Another issue mentioned by the authors and reported in the previously referenced studies is survival bias. This induces a type of informative dropout that is a difficult statistical issue to address. In order to account for survival bias and simultaneously improve predictive accuracy, many analysts jointly model the longitudinal and time-to-event data. Indeed, an application involving a joint longitudinal FEV₁%p-survival model of CF patient data has been presented by one of the authors and his colleagues.⁴ The longitudinal FEV₁%p submodel that results from this type of approach is adjusted for survival bias and may be used to more accurately forecast FEV₁%p progression, including individual FEV₁%p data points and other features, such as rate of decline. Joint models are widespread in the statistical literature but have made somewhat limited appearances in the clinical literature. This may be due in part to the computational drawbacks.

Regardless of whether FEV₁%p (level or slope) predictions are obtained from a dynamic model or an aggregate calculation of observed data, the quality and stability of the predictions must be examined.

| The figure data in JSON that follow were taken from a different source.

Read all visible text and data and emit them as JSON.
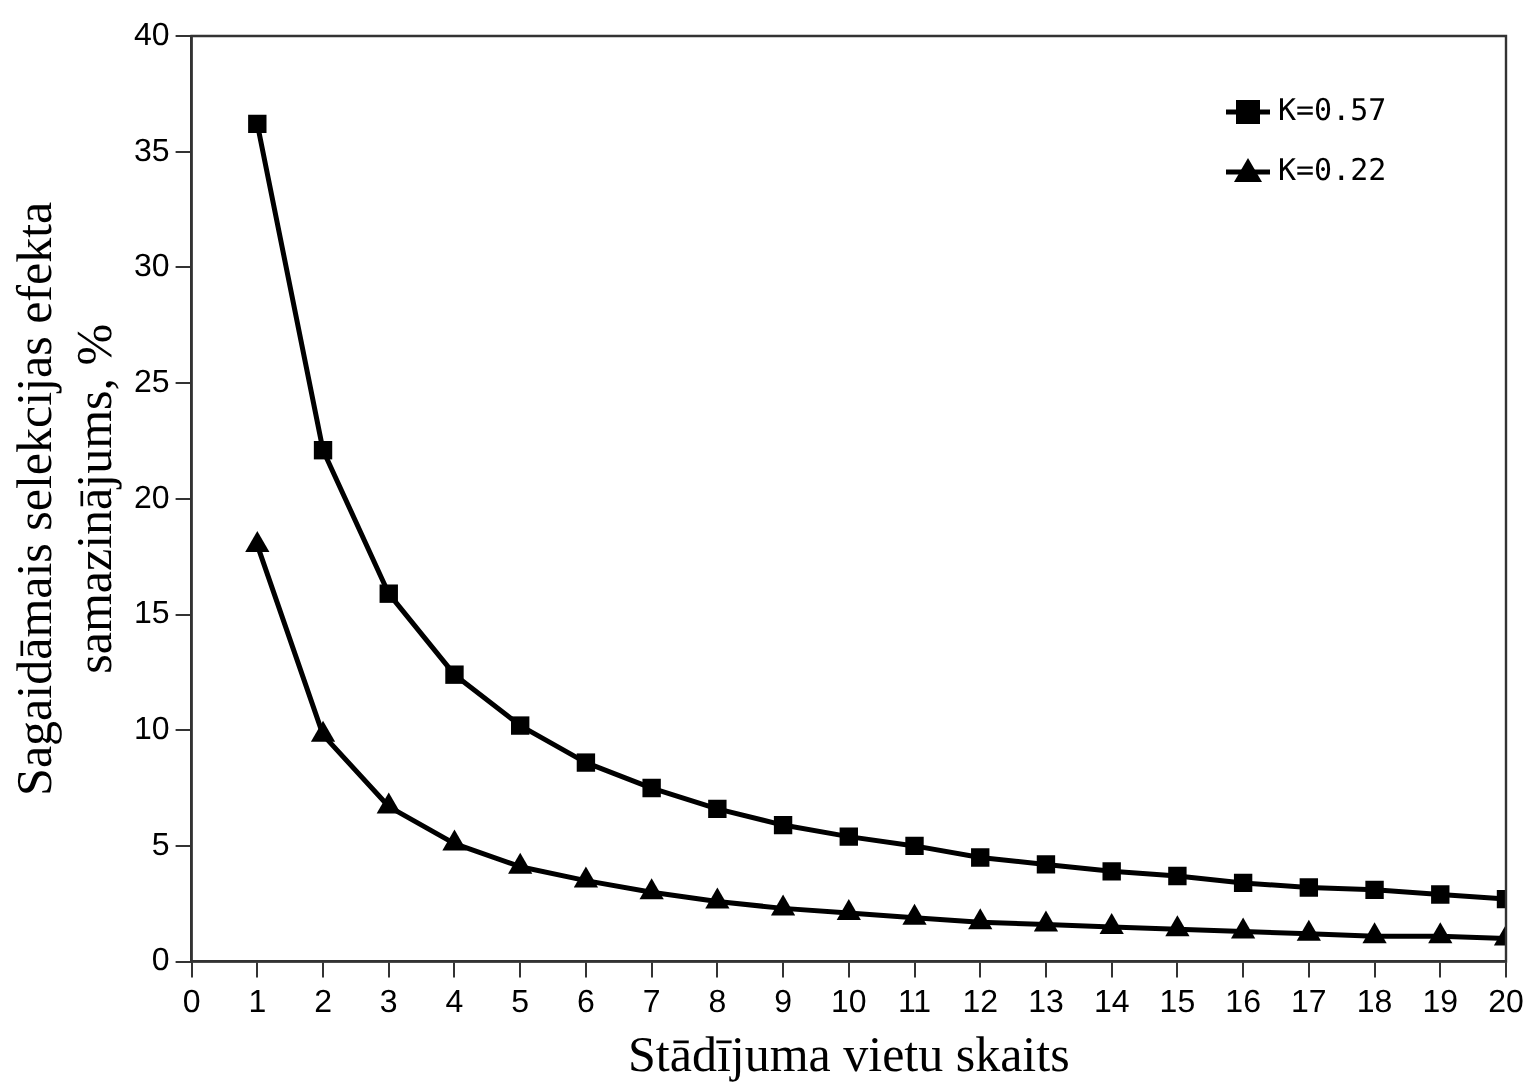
{
  "chart_data": {
    "type": "line",
    "xlabel": "Stādījuma vietu skaits",
    "ylabel": "Sagaidāmais selekcijas efekta\nsamazinājums, %",
    "x": [
      1,
      2,
      3,
      4,
      5,
      6,
      7,
      8,
      9,
      10,
      11,
      12,
      13,
      14,
      15,
      16,
      17,
      18,
      19,
      20
    ],
    "series": [
      {
        "name": "K=0.57",
        "color": "#000000",
        "marker": "square",
        "values": [
          36.2,
          22.1,
          15.9,
          12.4,
          10.2,
          8.6,
          7.5,
          6.6,
          5.9,
          5.4,
          5.0,
          4.5,
          4.2,
          3.9,
          3.7,
          3.4,
          3.2,
          3.1,
          2.9,
          2.7
        ]
      },
      {
        "name": "K=0.22",
        "color": "#000000",
        "marker": "triangle",
        "values": [
          18.0,
          9.8,
          6.7,
          5.1,
          4.1,
          3.5,
          3.0,
          2.6,
          2.3,
          2.1,
          1.9,
          1.7,
          1.6,
          1.5,
          1.4,
          1.3,
          1.2,
          1.1,
          1.1,
          1.0
        ]
      }
    ],
    "xlim": [
      0,
      20
    ],
    "xticks": [
      0,
      1,
      2,
      3,
      4,
      5,
      6,
      7,
      8,
      9,
      10,
      11,
      12,
      13,
      14,
      15,
      16,
      17,
      18,
      19,
      20
    ],
    "ylim": [
      0,
      40
    ],
    "yticks": [
      0,
      5,
      10,
      15,
      20,
      25,
      30,
      35,
      40
    ],
    "grid": false,
    "legend": "top right",
    "line_style": "solid"
  }
}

The authors use Pearson correlation coefficient estimates to quantify the level of predictive value, but other measures, such as mean squared error (commonly referred to as MSE) or average predicted squared error in the case of more complex longitudinal models and forecasting, are often employed for this purpose.⁵

Assessing the predictive utility of lung function decline can be approached in numerous ways, beginning with how to operationalize the rate of decline and ending with evaluating forecasting ability and clinical interpretation. The authors’ work provides additional insights and a path forward to further investigate the predictive utility of rate of decline in lung function, however it is operationalized or measured, in CF. Furthermore, this work demonstrates the need to translate existing statistical approaches that account for bias and other issues into CF clinical practice and trials planning.